The reduction of technological costs hinges on hardware capabilities and algorithmic optimization,with domestic mainstream vendors currently exhibiting minor discrepancies in this domain.Consequently,a differentiated technological path may become key to breakthroughs.Recently,the much-discussed DeepSeek-V3 showcases how distillation technology can streamline and optimize generative AI performance,offering new explorations for the industry.However,this progression has sparked debates concerning the merits of “optimizing GPT,” with experts divided on its true value.
Every significant shift in technology begins moving the focal point from “generative AI” to “inferential AI.” OpenAI's launch of the o1 model serves as an industry lighthouse; this product represents a cornerstone leap from generative to inferential capabilities in AI by mimicking human logical reasoning through delayed inference techniques.Even more striking,just three months after releasing o1,the iterative o3 model swiftly emerged,enhancing reasoning speed and task adaptability,alongside introducing a mini version—highlighting OpenAI’s dominant pace in technological evolution.

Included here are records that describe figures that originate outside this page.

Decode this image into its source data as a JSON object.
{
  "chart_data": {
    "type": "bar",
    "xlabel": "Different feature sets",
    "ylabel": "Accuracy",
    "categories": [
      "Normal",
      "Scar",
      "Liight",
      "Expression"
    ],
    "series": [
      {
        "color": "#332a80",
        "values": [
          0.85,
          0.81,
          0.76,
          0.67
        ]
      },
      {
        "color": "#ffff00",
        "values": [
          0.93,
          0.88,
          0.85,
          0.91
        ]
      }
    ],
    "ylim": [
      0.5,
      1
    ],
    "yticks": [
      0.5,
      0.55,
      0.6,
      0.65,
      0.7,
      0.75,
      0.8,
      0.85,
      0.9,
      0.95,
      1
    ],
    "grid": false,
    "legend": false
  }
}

In contrast,while domestic vendors have made strides in catching up,the gap between them and OpenAI remains stark.Efforts to enhance reasoning capabilities through integrated chain thinking,tree search mechanisms,and reflective strategy optimization have yet to surpass the advancements seen in the o series.According to an industry expert,securing access to open-source models supporting the o1 architecture may propel domestic vendors forward,yet existing technology faces numerous bottlenecks before this becomes a reality.
Historical patterns within the GPT series indicate a gap of roughly one year from a leading vendor's revolutionary tech launch to broader industry adoption.By the first half of 2025,it is likely that domestic vendors will complete their preliminary catch-up to the o series.Post that,generative AI technologies may gradually fade from prominence.
For domestic large model vendors,time is of the essence.In the ensuing elimination round,the efficacy of pricing strategies will diminish,leaving technological capabilities as the solitary bargaining chip for survival.Instead of waiting for obsolescence,it is imperative to capitalize on the existing momentum of generative AI,enhancing product performance and optimizing service experience to secure a competitive edge.